Генрих постоял около одного гейзера. Голова понемногу прояснялась, понемногу возвращалось хорошее настроение, тело становилось легким. Минут через пять захочется петь и танцевать, с веселым удивлением определил свое состояние Генрих.

— Здравствуй, друг! — услышал он из цветного сумрака голос Хранителя Туманов.

Генрих зашагал навстречу, стараясь обходить молодые гейзеры — неосторожный шаг мог непоправимо попортить эти слабенькие создания.

Хранитель Туманов был рослый молодой мужчина, сдержанный, внутренне словно бы отсутствующий: он разговаривал, не глядя на собеседника, часто отвечал невпопад, глаза его постоянно обрыскивали окрестности, словно отыскивая гейзерок, нуждающийся в срочной помощи. В руке у него была небольшая электролопата, он держал ее клинком вперед, как боевое оружие.

— Не наглатывайся, для землян наши туманы небезопасны, — поглядев на Генриха, сказал Хранитель Туманов.

— Обойдется, — ответил Генрих. — Я человек здоровый.

Хранитель Туманов, не дослушав, отошел. Генрих последовал за ним.

Изогнувшись, Хранитель не то вглядывался, не то вслушивался во что-то на почве. Местечко было как местечко, камень, густо пронизанный нитями золота, — обычный здешний грунт. Генрих прошел бы мимо этого местечка, не обратив внимания. Хранитель осторожно коснулся почвы клинком лопаты и стал медленно передвигать клинок. Лопата вибрировала, вибрация то усиливалась, то уменьшалась, и там, где она показалась максимальной, Хранитель вонзил клинок в почву.
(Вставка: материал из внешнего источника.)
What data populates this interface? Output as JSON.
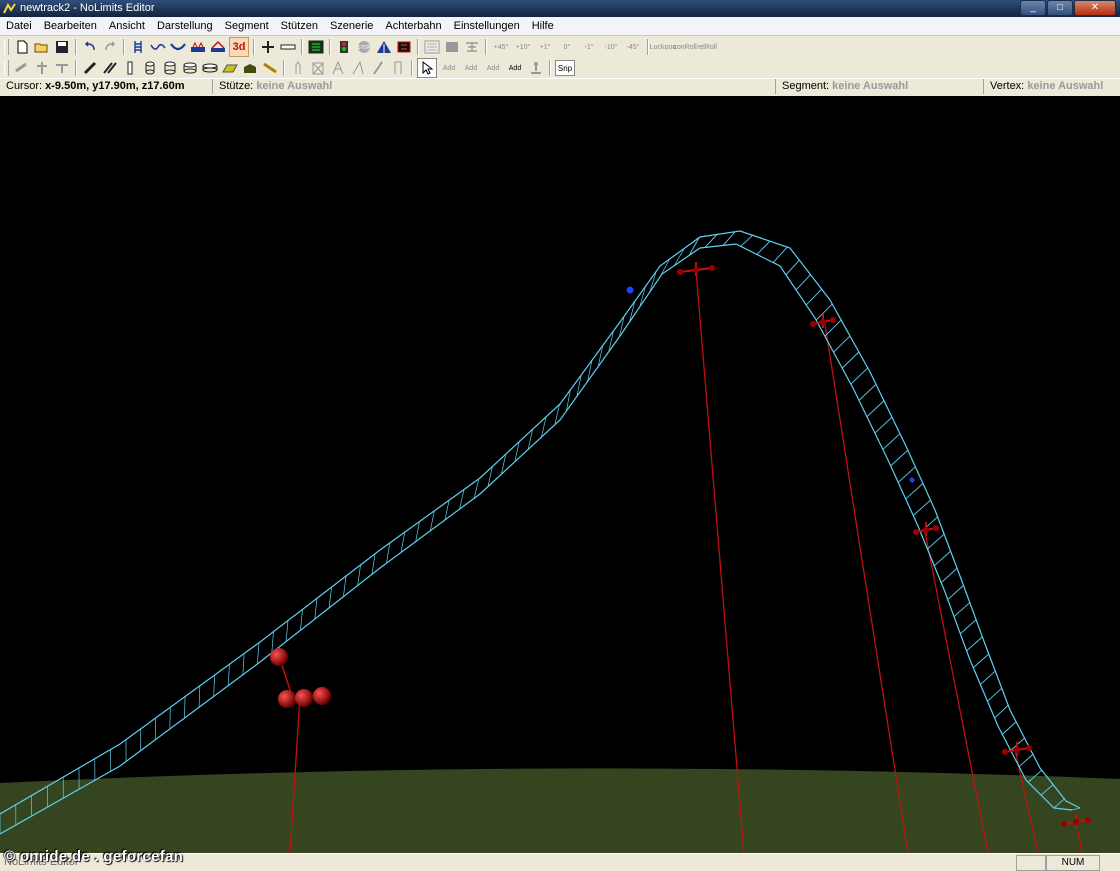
{
  "window": {
    "title": "newtrack2 - NoLimits Editor",
    "controls": [
      "minimize-icon",
      "maximize-icon",
      "close-icon"
    ]
  },
  "menubar": {
    "items": [
      "Datei",
      "Bearbeiten",
      "Ansicht",
      "Darstellung",
      "Segment",
      "Stützen",
      "Szenerie",
      "Achterbahn",
      "Einstellungen",
      "Hilfe"
    ]
  },
  "toolbar1": {
    "file_buttons": [
      "new-file-icon",
      "open-folder-icon",
      "save-disk-icon"
    ],
    "undo_redo": [
      "undo-icon",
      "redo-icon"
    ],
    "track_tools": [
      "track-rails-icon",
      "curve-icon",
      "valley-icon",
      "station-icon",
      "lift-icon"
    ],
    "mode_3d_label": "3d",
    "angle_labels": [
      "+45°",
      "+10°",
      "+1°",
      "0°",
      "-1°",
      "-10°",
      "-45°"
    ],
    "lock_labels": [
      {
        "top": "Lock",
        "bottom": "ooo"
      },
      {
        "top": "con",
        "bottom": "Roll"
      },
      {
        "top": "rel",
        "bottom": "Roll"
      }
    ]
  },
  "toolbar2": {
    "add_labels": [
      "Add",
      "Add",
      "Add",
      "Add"
    ],
    "snap_label": "Snp"
  },
  "status_top": {
    "cursor_label": "Cursor:",
    "cursor_value": "x-9.50m, y17.90m, z17.60m",
    "support_label": "Stütze:",
    "support_value": "keine Auswahl",
    "segment_label": "Segment:",
    "segment_value": "keine Auswahl",
    "vertex_label": "Vertex:",
    "vertex_value": "keine Auswahl"
  },
  "viewport": {
    "background_color": "#000000",
    "ground_color": "#34451f",
    "track_color": "#5fd0f0",
    "support_color": "#c01010",
    "vertex_color": "#2040ff"
  },
  "status_bottom": {
    "app_text": "NoLimits Editor",
    "num_label": "NUM"
  },
  "watermark": "© onride.de . geforcefan"
}
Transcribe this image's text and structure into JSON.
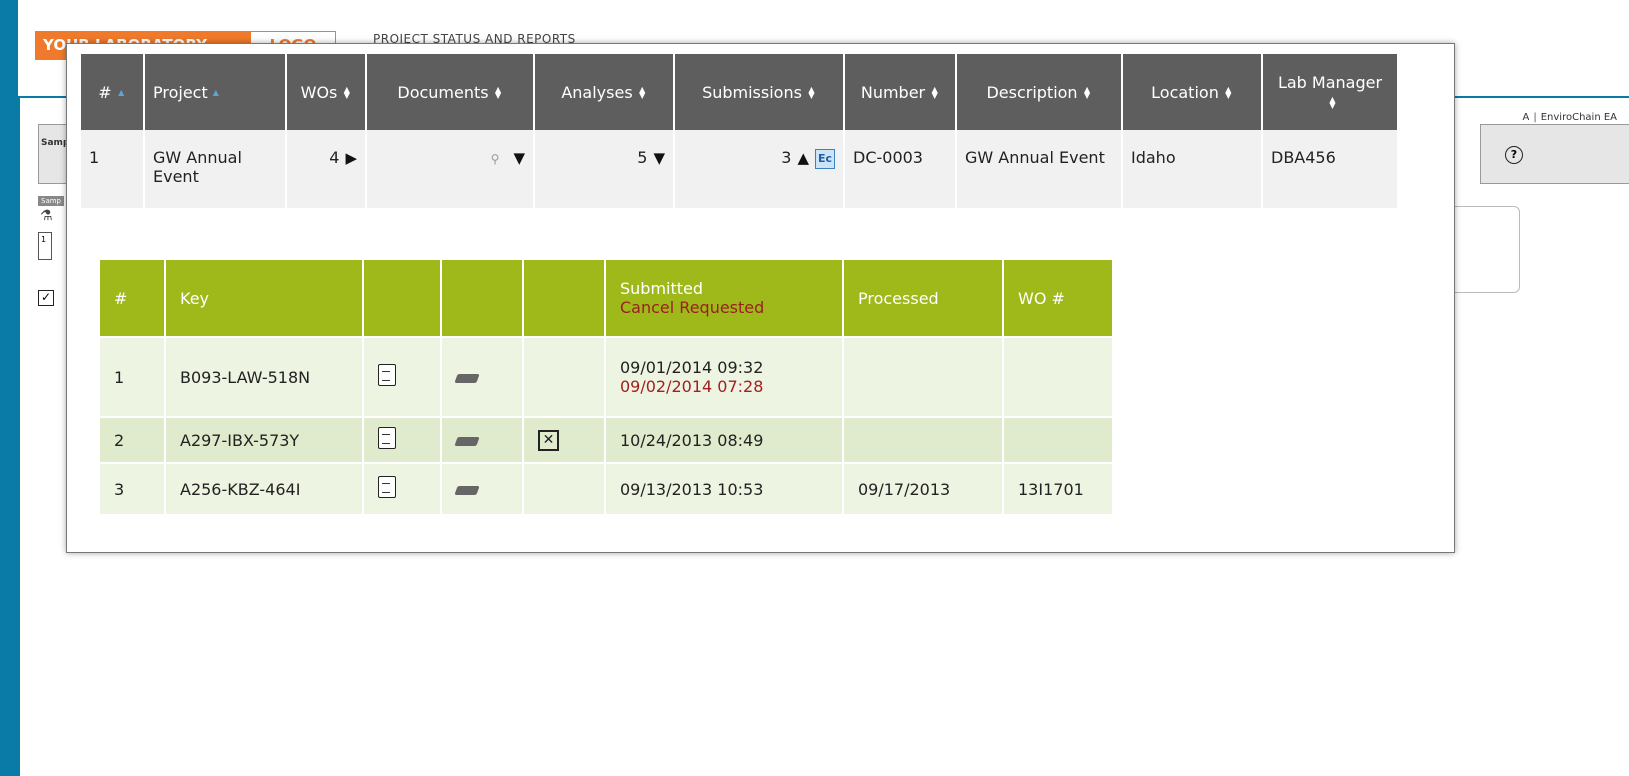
{
  "header": {
    "logo_left": "YOUR LABORATORY",
    "logo_right": "LOGO",
    "app_title": "PROJECT STATUS AND REPORTS"
  },
  "nav": {
    "prefix": "A",
    "item": "EnviroChain EA"
  },
  "background": {
    "side_label": "Sampl",
    "samp_tab": "Samp",
    "samp_box": "1"
  },
  "projects": {
    "columns": [
      "#",
      "Project",
      "WOs",
      "Documents",
      "Analyses",
      "Submissions",
      "Number",
      "Description",
      "Location",
      "Lab Manager"
    ],
    "row": {
      "num": "1",
      "project": "GW Annual Event",
      "wos": "4",
      "analyses": "5",
      "submissions": "3",
      "ec_badge": "Ec",
      "number": "DC-0003",
      "description": "GW Annual Event",
      "location": "Idaho",
      "lab_manager": "DBA456"
    }
  },
  "submissions": {
    "columns": {
      "num": "#",
      "key": "Key",
      "submitted": "Submitted",
      "cancel_requested": "Cancel Requested",
      "processed": "Processed",
      "wo": "WO #"
    },
    "rows": [
      {
        "num": "1",
        "key": "B093-LAW-518N",
        "submitted": "09/01/2014 09:32",
        "cancel": "09/02/2014 07:28",
        "processed": "",
        "wo": ""
      },
      {
        "num": "2",
        "key": "A297-IBX-573Y",
        "submitted": "10/24/2013 08:49",
        "cancel": "",
        "processed": "",
        "wo": ""
      },
      {
        "num": "3",
        "key": "A256-KBZ-464I",
        "submitted": "09/13/2013 10:53",
        "cancel": "",
        "processed": "09/17/2013",
        "wo": "13I1701"
      }
    ]
  }
}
Клинок запрыгал, загрохотал, в воздух полетели осколки камня и крупинки золота. Генрих заслонил ладонью лицо, чтоб шальная золотинка не вонзилась в глаз. Почва быстро разрыхлилась, Хранитель нажатием рукоятки превратил клинок в совок и стал выбирать землю. Вскоре образовалась лунка диаметром и глубиной с полметра. Хранитель вторым нажатием превратил совок в метлу и подмел дно и бока лунки.

— Скоро народится, — предсказал он. Новорожденный гейзерок сообщил о своем появлении на свет тонким свистом, потом вырвался язычок синего пламени. Пламя устремилось вверх, разрасталось, из синего становилось зеленым и оранжевым, теряло пронзительную яркость — туманный султан заколебался над головами людей, края его размывались. Генрих шагнул вперед и жадно ухватил ртом гейзерок в том месте, где пламя было еще пламенем, а не теряющим цвет и форму туманом.